= Yugntruf =

Yugntruf – Youth for Yiddish (יוגנטרוף — יוגנט פֿאַר ייִדיש) is an organization of young Yiddish-speaking adults that is dedicated to the spread of the Yiddish language through various programs and events. It was founded by David Roskies, Gabi Trunk and Faye Ran under the guidance of the late Dr. Mordkhe Schaechter in 1964.

== Name ==

Yugntruf (יוגנטרוף) means “call of [the] youth”
and “call to youth”.

It combines the words yugnt (יוגנט, “youth; the young”) and ruf (רוף, “call”, cognate of German Ruf).

== Activities ==

It hosts events such as
- the Yidish-Tog (“Yiddish Day”), a day in New York in which programs are run in Yiddish.
- the Svive Project, in which groups of Yiddish speakers come together to read and discuss in Yiddish.

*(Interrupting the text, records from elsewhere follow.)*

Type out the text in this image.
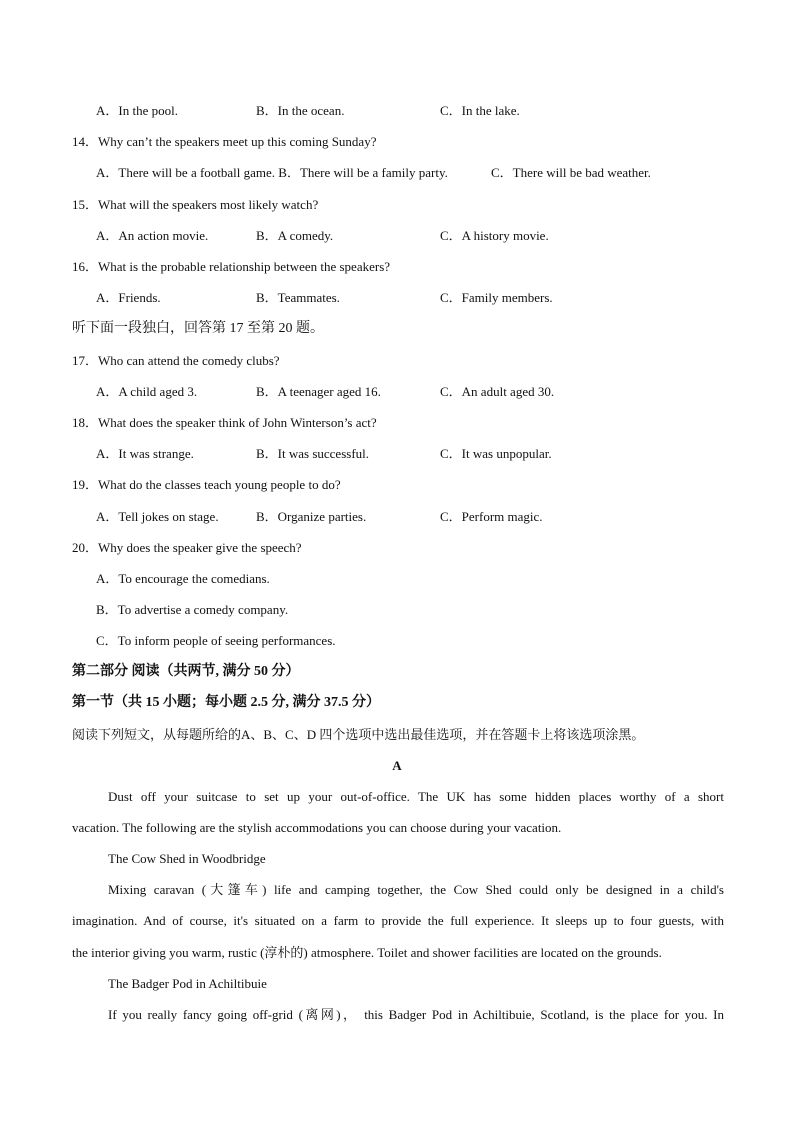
A．In the pool.	B．In the ocean.	C．In the lake.
14．Why can’t the speakers meet up this coming Sunday?
A．There will be a football game. B．There will be a family party.	C．There will be bad weather.
15．What will the speakers most likely watch?
A．An action movie.	B．A comedy.	C．A history movie.
16．What is the probable relationship between the speakers?
A．Friends.	B．Teammates.	C．Family members.
听下面一段独白，回答第 17 至第 20 题。
17．Who can attend the comedy clubs?
A．A child aged 3.	B．A teenager aged 16.	C．An adult aged 30.
18．What does the speaker think of John Winterson’s act?
A．It was strange.	B．It was successful.	C．It was unpopular.
19．What do the classes teach young people to do?
A．Tell jokes on stage.	B．Organize parties.	C．Perform magic.
20．Why does the speaker give the speech?
A．To encourage the comedians.
B．To advertise a comedy company.
C．To inform people of seeing performances.
第二部分 阅读（共两节, 满分 50 分）
第一节（共 15 小题；每小题 2.5 分, 满分 37.5 分）
阅读下列短文，从每题所给的A、B、C、D 四个选项中选出最佳选项，并在答题卡上将该选项涂黑。
A
Dust off your suitcase to set up your out-of-office. The UK has some hidden places worthy of a short
vacation. The following are the stylish accommodations you can choose during your vacation.
The Cow Shed in Woodbridge
Mixing caravan (大篷车) life and camping together, the Cow Shed could only be designed in a child's
imagination. And of course, it's situated on a farm to provide the full experience. It sleeps up to four guests, with
the interior giving you warm, rustic (淳朴的) atmosphere. Toilet and shower facilities are located on the grounds.
The Badger Pod in Achiltibuie
If you really fancy going off-grid (离网)， this Badger Pod in Achiltibuie, Scotland, is the place for you. In
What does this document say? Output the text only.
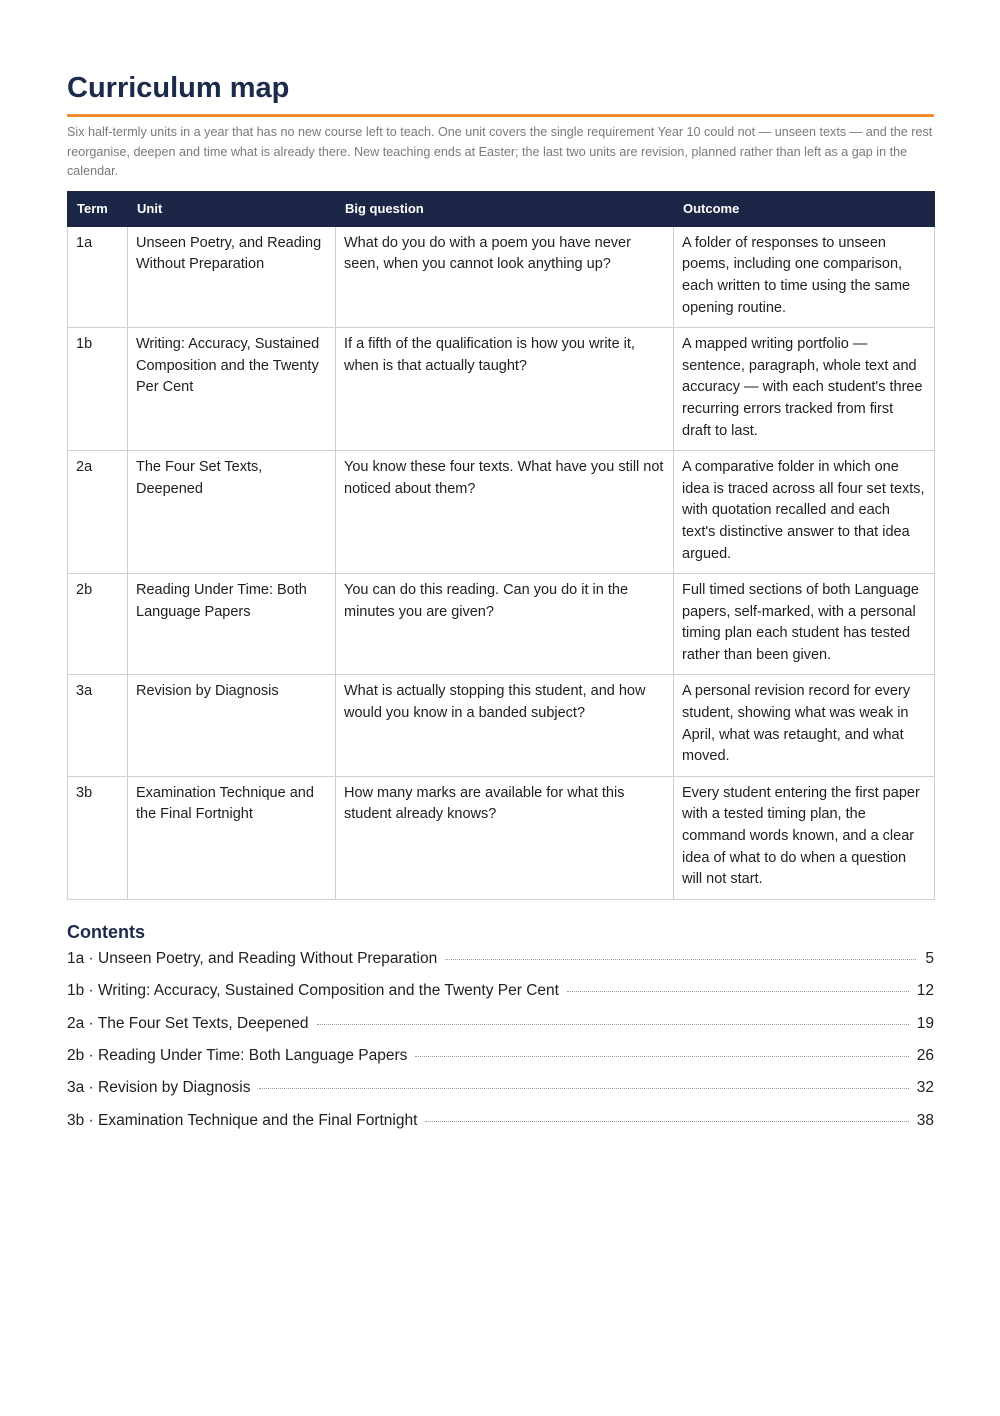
Curriculum map

Six half-termly units in a year that has no new course left to teach. One unit covers the single requirement Year 10 could not — unseen texts — and the rest reorganise, deepen and time what is already there. New teaching ends at Easter; the last two units are revision, planned rather than left as a gap in the calendar.

Term	Unit	Big question	Outcome
1a	Unseen Poetry, and Reading Without Preparation	What do you do with a poem you have never seen, when you cannot look anything up?	A folder of responses to unseen poems, including one comparison, each written to time using the same opening routine.
1b	Writing: Accuracy, Sustained Composition and the Twenty Per Cent	If a fifth of the qualification is how you write it, when is that actually taught?	A mapped writing portfolio — sentence, paragraph, whole text and accuracy — with each student's three recurring errors tracked from first draft to last.
2a	The Four Set Texts, Deepened	You know these four texts. What have you still not noticed about them?	A comparative folder in which one idea is traced across all four set texts, with quotation recalled and each text's distinctive answer to that idea argued.
2b	Reading Under Time: Both Language Papers	You can do this reading. Can you do it in the minutes you are given?	Full timed sections of both Language papers, self-marked, with a personal timing plan each student has tested rather than been given.
3a	Revision by Diagnosis	What is actually stopping this student, and how would you know in a banded subject?	A personal revision record for every student, showing what was weak in April, what was retaught, and what moved.
3b	Examination Technique and the Final Fortnight	How many marks are available for what this student already knows?	Every student entering the first paper with a tested timing plan, the command words known, and a clear idea of what to do when a question will not start.
Contents
1a · Unseen Poetry, and Reading Without Preparation	5
1b · Writing: Accuracy, Sustained Composition and the Twenty Per Cent	12
2a · The Four Set Texts, Deepened	19
2b · Reading Under Time: Both Language Papers	26
3a · Revision by Diagnosis	32
3b · Examination Technique and the Final Fortnight	38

Svive (סבֿיבֿה) means “environment”.
- the week-long Yidish-Vokh (“Yiddish Week”) retreat, held in Copake, New York, in which participants spend an entire week conversing completely in Yiddish.

In addition, Yugntruf sponsors a literary magazine as well as the publishing of books for children in Yiddish. Many members of Yugntruf have decided to raise their children as Yiddish speakers.